Super-Hydrophilic Co- and Mo-Based Mix-Metallomicellar Film as an Electrocatalyst toward Hydrogen Evolution Reaction

Abstract

A rational design and facile synthesis that is based upon inexpensive and earth-abundant elements is an effective strategy for electrochemical hydrogen evolution reaction (HER). Herein, we have utilized single-chain metallosurfactants (CoDDA(I) and MoDDA(I)) to develop a mix-metallomicellar film (Co-MoDDA(I)) that is used as an electrocatalyst toward HER. To our knowledge, there have been no reports on mix-metallomicellar films toward HER. Experimental results reveal that the HER activity of Co-MoDDA(I) was comparable with commercial Pt/C (20 wt %), a low Tafel slope (29.2 mV dec–1), and long-term stability. The dramatically improved HER performance of Co-MoDDA(I) was favored by the combination of the following factors: formation of reverse micelles, super-hydrophilic characteristic, and presence of Co(II) and Mo(III) ions in the micellar core.
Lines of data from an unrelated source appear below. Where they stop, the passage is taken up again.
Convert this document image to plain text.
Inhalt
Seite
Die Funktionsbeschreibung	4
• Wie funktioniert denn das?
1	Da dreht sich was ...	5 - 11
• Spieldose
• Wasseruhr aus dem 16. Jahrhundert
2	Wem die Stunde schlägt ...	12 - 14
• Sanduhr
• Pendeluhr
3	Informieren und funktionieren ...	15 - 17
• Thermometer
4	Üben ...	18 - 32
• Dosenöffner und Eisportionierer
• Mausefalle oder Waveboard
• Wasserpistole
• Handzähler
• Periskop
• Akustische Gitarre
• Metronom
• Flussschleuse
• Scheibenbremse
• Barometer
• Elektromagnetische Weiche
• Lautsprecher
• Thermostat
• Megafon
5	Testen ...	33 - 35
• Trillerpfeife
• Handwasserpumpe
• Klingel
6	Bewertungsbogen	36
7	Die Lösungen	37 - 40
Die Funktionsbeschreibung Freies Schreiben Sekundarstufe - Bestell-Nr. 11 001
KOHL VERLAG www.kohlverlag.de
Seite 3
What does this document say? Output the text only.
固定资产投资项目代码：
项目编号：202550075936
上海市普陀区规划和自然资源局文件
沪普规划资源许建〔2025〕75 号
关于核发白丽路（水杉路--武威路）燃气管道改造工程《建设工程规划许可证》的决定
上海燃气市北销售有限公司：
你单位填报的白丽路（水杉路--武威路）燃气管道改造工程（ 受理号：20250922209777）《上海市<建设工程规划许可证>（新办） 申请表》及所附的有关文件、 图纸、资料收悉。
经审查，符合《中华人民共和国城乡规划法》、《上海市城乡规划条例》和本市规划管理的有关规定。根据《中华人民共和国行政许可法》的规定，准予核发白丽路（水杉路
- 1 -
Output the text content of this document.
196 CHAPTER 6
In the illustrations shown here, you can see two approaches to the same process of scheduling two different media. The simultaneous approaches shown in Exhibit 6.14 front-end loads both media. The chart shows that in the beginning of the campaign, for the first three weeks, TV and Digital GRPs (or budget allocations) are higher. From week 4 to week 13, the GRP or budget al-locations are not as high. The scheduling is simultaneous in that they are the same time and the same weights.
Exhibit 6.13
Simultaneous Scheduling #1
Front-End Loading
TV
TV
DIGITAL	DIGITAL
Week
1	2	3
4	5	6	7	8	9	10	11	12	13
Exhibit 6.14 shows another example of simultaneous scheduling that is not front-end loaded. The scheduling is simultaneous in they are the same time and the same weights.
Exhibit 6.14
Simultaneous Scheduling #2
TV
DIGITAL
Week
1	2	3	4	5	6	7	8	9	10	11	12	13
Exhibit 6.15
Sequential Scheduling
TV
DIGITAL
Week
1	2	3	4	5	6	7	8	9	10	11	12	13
Organic media pushed the Co of CoDDA(I) toward the core of the reverse micelles, which further attracts the Mo ions of MoDDA(I) to form a mixed micellar film. The cooperative effect of Co and Mo in the reverse micellar core generates the catalytic center for efficient hydrogen production. In situ reduction of Co and the synergic effect between 3d (Co) and non 3d (Mo) metal ions in the core of micelles accelerate the HER reaction rate effectively. Several chemical changes were also observed in the material, i.e., removal of chloride ions from the surface and reduction of Co inside the core of reverse micelles as authenticated by X-ray photoelectron spectroscopy (XPS). However, surface characteristics were verified by field emission scanning electron microscopy (FESEM) and atomic force microscopy (AFM). Metallosurfactants are available to provide controllable structure, orientation, and structural stability and assist to detach the bubbles from the surface.